The diehard artists who sketch models three nights a week couldn't cope without their life-drawing class. So one early April day — still nearly a month from this weekend's grand opening — they moved all the furniture from 25 Cimino Drive to Cottonwood Center for the Arts' new building at 427 E. Colorado Ave. And they resumed drawing.
Strolling through the space during an April 11, sneak-peek art opening of member Carol Ettenger's Thresholds, Crossroads and Dead Ends, it's clear the much-awaited move is far from finished. Handwritten signs on computer paper and Post-it notes line the halls. Three artists discuss tasks still undone, which include removing several remaining drop ceilings and mounting artists' names outside their studios.
But the building has already come a long way. Even in March, the studios had no walls. Kay Jeansonne, co-director and owner, laid boundaries with masking tape, and the artists, herself included, "actually signed leases based on the tape on the floor," she says.
That's the type of loyalty the almost-100-member collaborative has fostered since Sparky Lebold and Chuck Mardosz opened Cottonwood Art Academy on Conejos Street in 1997 to provide classic instruction to other local artists.
Jeansonne and co-director Peggy Vicaro bought the school in 2002. After moving to Cimino Drive in 2004, the renamed Cottonwood Artists' School expanded its class schedule and began leasing private studio spaces to more than 35 artists.
The pair started looking for a new location about three years ago, when urban renewal plans targeted their site. After jumping a number of financing hurdles, they signed the contract for the Colorado Avenue building in January 2008 and finally closed in December, with a $35,000 matching grant from the Downtown Development Authority and financing assistance from the building's owner.
Jeansonne says the "emotional roller-coaster" has yielded a home that "really meets our needs."
Aside from 78 studios, the new Cottonwood — which, yes, has another new name — provides plenty of power to support a medium the old building couldn't handle electrically: clay.

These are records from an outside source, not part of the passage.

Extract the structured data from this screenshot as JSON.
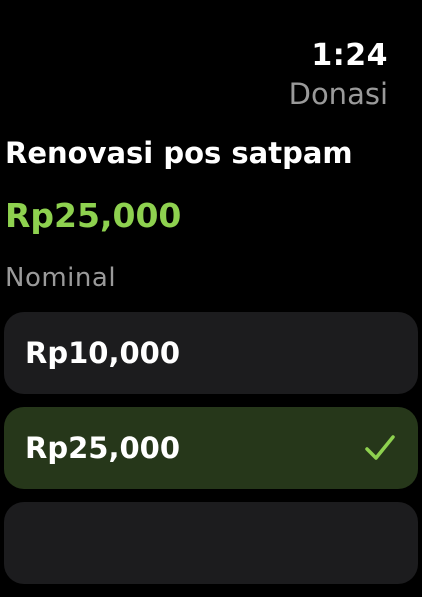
{
  "status": {
    "time": "1:24",
    "app_title": "Donasi"
  },
  "campaign": {
    "title": "Renovasi pos satpam",
    "amount": "Rp25,000"
  },
  "nominal": {
    "label": "Nominal",
    "options": [
      {
        "label": "Rp10,000",
        "selected": false
      },
      {
        "label": "Rp25,000",
        "selected": true
      }
    ]
  },
  "colors": {
    "accent": "#8ed14f",
    "selected_bg": "#26371a",
    "option_bg": "#1c1c1e"
  },
  "icons": {
    "selected_marker": "checkmark-icon"
  }
}
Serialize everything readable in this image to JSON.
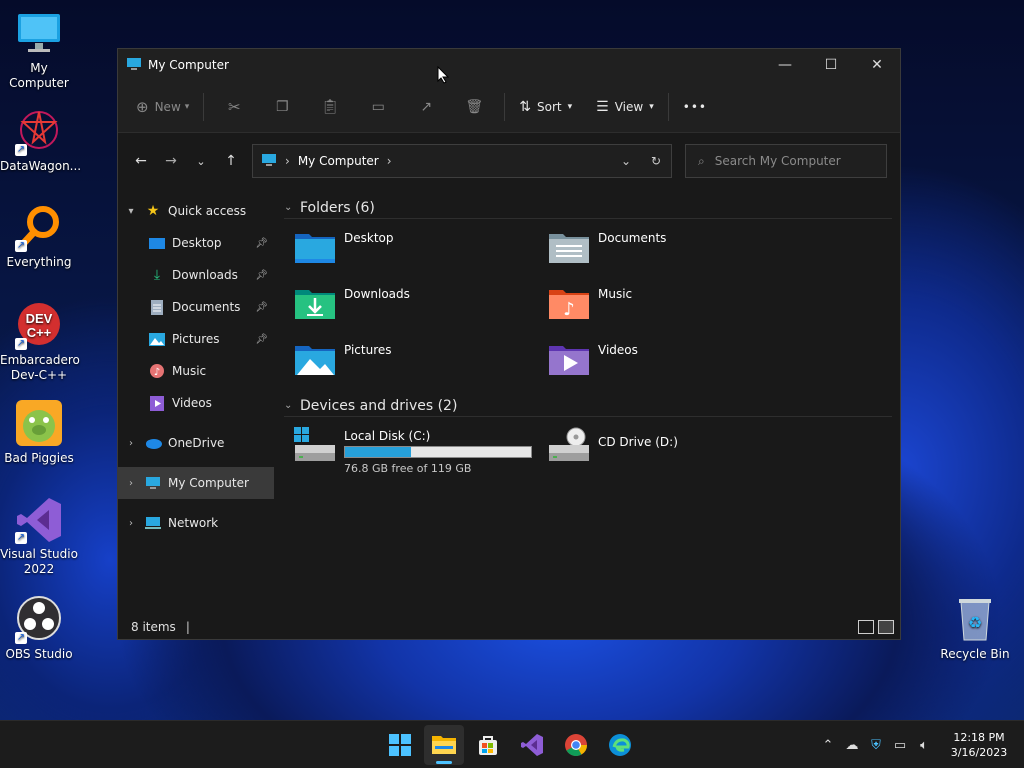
{
  "desktop": {
    "icons": [
      {
        "label": "My Computer"
      },
      {
        "label": "DataWagon..."
      },
      {
        "label": "Everything"
      },
      {
        "label": "Embarcadero Dev-C++"
      },
      {
        "label": "Bad Piggies"
      },
      {
        "label": "Visual Studio 2022"
      },
      {
        "label": "OBS Studio"
      }
    ],
    "recycle_bin": {
      "label": "Recycle Bin"
    }
  },
  "window": {
    "title": "My Computer",
    "toolbar": {
      "new_label": "New",
      "sort_label": "Sort",
      "view_label": "View",
      "more_label": "•••"
    },
    "address": {
      "path_label": "My Computer",
      "search_placeholder": "Search My Computer"
    },
    "nav": {
      "quick_access": "Quick access",
      "items": [
        {
          "label": "Desktop"
        },
        {
          "label": "Downloads"
        },
        {
          "label": "Documents"
        },
        {
          "label": "Pictures"
        },
        {
          "label": "Music"
        },
        {
          "label": "Videos"
        }
      ],
      "onedrive": "OneDrive",
      "my_computer": "My Computer",
      "network": "Network"
    },
    "folders": {
      "heading": "Folders (6)",
      "items": [
        {
          "label": "Desktop",
          "icon": "desktop-folder-icon"
        },
        {
          "label": "Documents",
          "icon": "documents-folder-icon"
        },
        {
          "label": "Downloads",
          "icon": "downloads-folder-icon"
        },
        {
          "label": "Music",
          "icon": "music-folder-icon"
        },
        {
          "label": "Pictures",
          "icon": "pictures-folder-icon"
        },
        {
          "label": "Videos",
          "icon": "videos-folder-icon"
        }
      ]
    },
    "drives": {
      "heading": "Devices and drives (2)",
      "local": {
        "label": "Local Disk (C:)",
        "free_text": "76.8 GB free of 119 GB",
        "used_fraction": 0.355
      },
      "cd": {
        "label": "CD Drive (D:)"
      }
    },
    "status": {
      "items_count": "8 items"
    }
  },
  "taskbar": {
    "time": "12:18 PM",
    "date": "3/16/2023"
  },
  "colors": {
    "accent": "#4cc2ff",
    "drive_fill": "#26a0da",
    "window_bg": "#191919"
  }
}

Stepping into the Clay People's studio gallery, one of the largest in the new space, feels like karmic rejuvenation. Banners and T-shirts hanging from the high ceiling bring positive messages and an uplifting aura to the studio.
The spiritual inspiration and the earthy color palette came from a T-shirt, says artist Maggie Quinn, who seems a guiding light to the 11-member group that just relocated from Manitou Springs. The shirt has the same cinnamon, curry and eggplant hues as the gallery walls and quotes Gandhi: "Be the change you wish to see."
The addition of kilns is one change among many. Still in progress: a community pottery studio, outdoor large metal sculpture and pottery yards, water media and printmaking classrooms, and a conference room where local businesspeople can hold meetings.
Jeansonne says her ultimate goal is for Cottonwood to become "a community center that happens to be focused on the arts."